Behold, Frankenshorts! It's aliiiiive! (I think the red box in the sewing basket is my old Home Ec "pincushion.")

This weekend I did a couple of things that I don’t do often. I baked meringues for my husband as part of a you-do-yard-work-and-you-get-cookies arrangement. I also — in a desperate and probably vain attempt to extend the lifespan of my favorite cut-off shorts — sewed a patch and re-sewed a seam.

Both of these activities made me remember my Home Economics classes in junior high. My district called our school junior high, and not middle school then, although by the early ’90s lots of school systems were switching over to the 6-8 middle school format, rather than the 7-8 junior high school model. We were taught Home Economics and Industrial Arts, which roughly translated to Cooking and Woodworking in the seventh grade and Sewing and Printing in the eighth. I knew from books and television and people in other towns that not all schools had these extras, and I remember wondering if we were weird because we did.

I didn’t think I needed Home Ec. I had already done baking projects at home. My mother, an accomplished seamstress and the granddaughter of a professional tailor, had already taught me a little about sewing. She taught me to work with patterns and sewing machines when I was in grammar school. We made doll clothes together during summer vacations.  Like many middle schoolers, I figured I already knew everything when I walked into Home Ec class in junior high school. Yet, today as I finish repairing the seam on Frankenshorts, I find myself tying off the thread with a knot taught to me by my Home Ec teacher, not my mother. I’m even using the same spool of thread and the same box of pins we bought when I started the course in the fall of 1991.
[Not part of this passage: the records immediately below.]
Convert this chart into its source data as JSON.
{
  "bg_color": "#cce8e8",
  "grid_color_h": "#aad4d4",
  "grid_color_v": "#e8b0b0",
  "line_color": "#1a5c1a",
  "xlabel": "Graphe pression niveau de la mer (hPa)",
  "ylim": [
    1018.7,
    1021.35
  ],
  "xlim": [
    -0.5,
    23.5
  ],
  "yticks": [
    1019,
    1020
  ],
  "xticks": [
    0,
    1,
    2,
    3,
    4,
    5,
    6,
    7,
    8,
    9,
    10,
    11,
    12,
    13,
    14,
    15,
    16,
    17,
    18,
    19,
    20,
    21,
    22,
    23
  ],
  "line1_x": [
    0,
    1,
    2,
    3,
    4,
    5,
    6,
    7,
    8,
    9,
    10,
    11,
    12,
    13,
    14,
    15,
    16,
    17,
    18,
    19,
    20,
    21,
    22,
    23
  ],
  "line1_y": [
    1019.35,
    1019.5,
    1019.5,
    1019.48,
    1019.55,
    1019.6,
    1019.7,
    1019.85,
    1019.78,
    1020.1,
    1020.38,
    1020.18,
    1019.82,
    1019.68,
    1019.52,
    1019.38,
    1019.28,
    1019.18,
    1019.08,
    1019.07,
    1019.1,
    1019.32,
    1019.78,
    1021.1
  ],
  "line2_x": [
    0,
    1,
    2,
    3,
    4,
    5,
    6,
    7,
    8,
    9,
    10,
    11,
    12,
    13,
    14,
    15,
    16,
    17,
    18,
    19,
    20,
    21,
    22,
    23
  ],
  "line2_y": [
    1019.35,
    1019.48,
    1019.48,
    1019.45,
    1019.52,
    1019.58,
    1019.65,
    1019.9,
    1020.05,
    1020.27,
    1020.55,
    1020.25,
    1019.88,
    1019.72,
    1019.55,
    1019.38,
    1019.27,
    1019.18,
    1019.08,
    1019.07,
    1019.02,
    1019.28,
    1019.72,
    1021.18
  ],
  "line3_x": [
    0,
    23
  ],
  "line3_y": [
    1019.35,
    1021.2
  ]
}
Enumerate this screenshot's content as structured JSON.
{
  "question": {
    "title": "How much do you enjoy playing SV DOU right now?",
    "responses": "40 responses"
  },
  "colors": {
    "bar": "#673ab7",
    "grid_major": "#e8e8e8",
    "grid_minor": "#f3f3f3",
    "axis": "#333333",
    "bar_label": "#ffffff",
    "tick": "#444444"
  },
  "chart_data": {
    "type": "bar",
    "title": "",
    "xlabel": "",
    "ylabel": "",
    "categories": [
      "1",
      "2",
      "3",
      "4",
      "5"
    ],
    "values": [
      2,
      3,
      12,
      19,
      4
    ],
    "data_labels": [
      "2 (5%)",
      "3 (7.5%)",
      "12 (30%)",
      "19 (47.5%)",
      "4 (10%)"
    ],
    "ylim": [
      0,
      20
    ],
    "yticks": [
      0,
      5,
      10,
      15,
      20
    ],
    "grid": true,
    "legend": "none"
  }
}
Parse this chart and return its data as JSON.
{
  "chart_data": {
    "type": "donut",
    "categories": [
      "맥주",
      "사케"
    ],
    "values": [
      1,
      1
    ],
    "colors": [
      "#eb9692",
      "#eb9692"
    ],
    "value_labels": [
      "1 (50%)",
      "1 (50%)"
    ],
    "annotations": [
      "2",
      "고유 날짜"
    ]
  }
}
At the time, Home Ec seemed silly to me. I liked the break from regular classes, but I didn’t feel like I was learning anything useful. Our cooking curriculum seemed – except for one notable day when we made pizza – completely made up of cookies, learning measurements, and cleaning up. In our sewing class, we made pillows and stuffed animals from plush “kits” ordered from a catalog. I can’t deny that I enjoyed making pillows and bringing them home, but I still think the course might have been more absorbing if it featured some element of clothing repair. At 13, I was definitely interested in learning how to patch my beat-up denim jacket, in letting down the hems of my pants (I was too tall for almost all my clothes) and in fixing the holes in my favorite shirts before my mom used those holes as an excuse to throw them away. Our teacher had her own methods, and so we made the probably-less-controversial pillows.

Looking back at it, there was a feeling of fiefdom to my junior high school Home Ec classes. When you walked into the rooms on the Home Ec corridor, you were entering the teacher’s world. Sewing machines, mixers and ovens were fiercely protected. Names were assigned to things that didn’t need new names. Baking mix was called Master Mix. Anything that held pins was a pincushion, even if was a box or a bag or anything else that is manifestly not a cushion. There seemed to be this war, waged in semantics, that was constantly being fought, although I didn’t feel like the teacher was struggling against me or my fellow students. As a former schools reporter, I now wonder if that war was being waged against an administration that questioned the need for cooking and sewing classes in middle school.

I could be wrong about this theory. When I check out my old school’s website, I see that cooking is still taught. In fact, the most popular recipe from that course, beloved of even the most jaundiced seventh graders, is posted on the site. Cinnamon rolls. Mmmm.  Click here to download, and enjoy.

Sadly, there are no sewing classes listed. And I didn’t see many sewing classes in other schools when I covered education for the newspaper. As I finish work on Frankenshorts, I can’t help but think that sewing is really a valuable skill for anyone to have. Even if they learn on silly plush pillows. Even if all they know how to do is sew a stupid Band-Aid patch onto a pair of jeans. Sewing and cooking are a couple of useful skills and they will be until we evolve fur or photosynthesis.

7 replies
  1. Kate
    Kate says:

    Sewing machines in Home Ec? Lucky! I had to make my stupid stuffed animals by hand!

    But I did make a kickass gumball machine in Industrial Arts. 🙂

    Reply
  2. mojbates01
    mojbates01 says:

    I’m all about the sewing skills. It’s sad how few people know how to hide a knot or slip-stitch. Sewing seems the special cache of grandmothers and, to me, bizarrely, paper crafters.

    Reply
    • A.J. O'Connell
      A.J. O'Connell says:

      I think you may be ahead of me in sewing skills, Moj. I don’t know if I even remember what a slip-stitch looks like. What’s this about paper crafters knowing how to sew, though? I am intrigued.

      Reply
  3. hezrions
    hezrions says:

    I think I was a victim of gender bias in my Home Ec classes in junior high. The girls went to Cooking and Sewing, while I went to Woodshop, Metalshop, Drafting and Electronics. I can re-wire (and hot-wire) different things, build, and press metal but I always, always, always wished I was in Sewing class. sigh.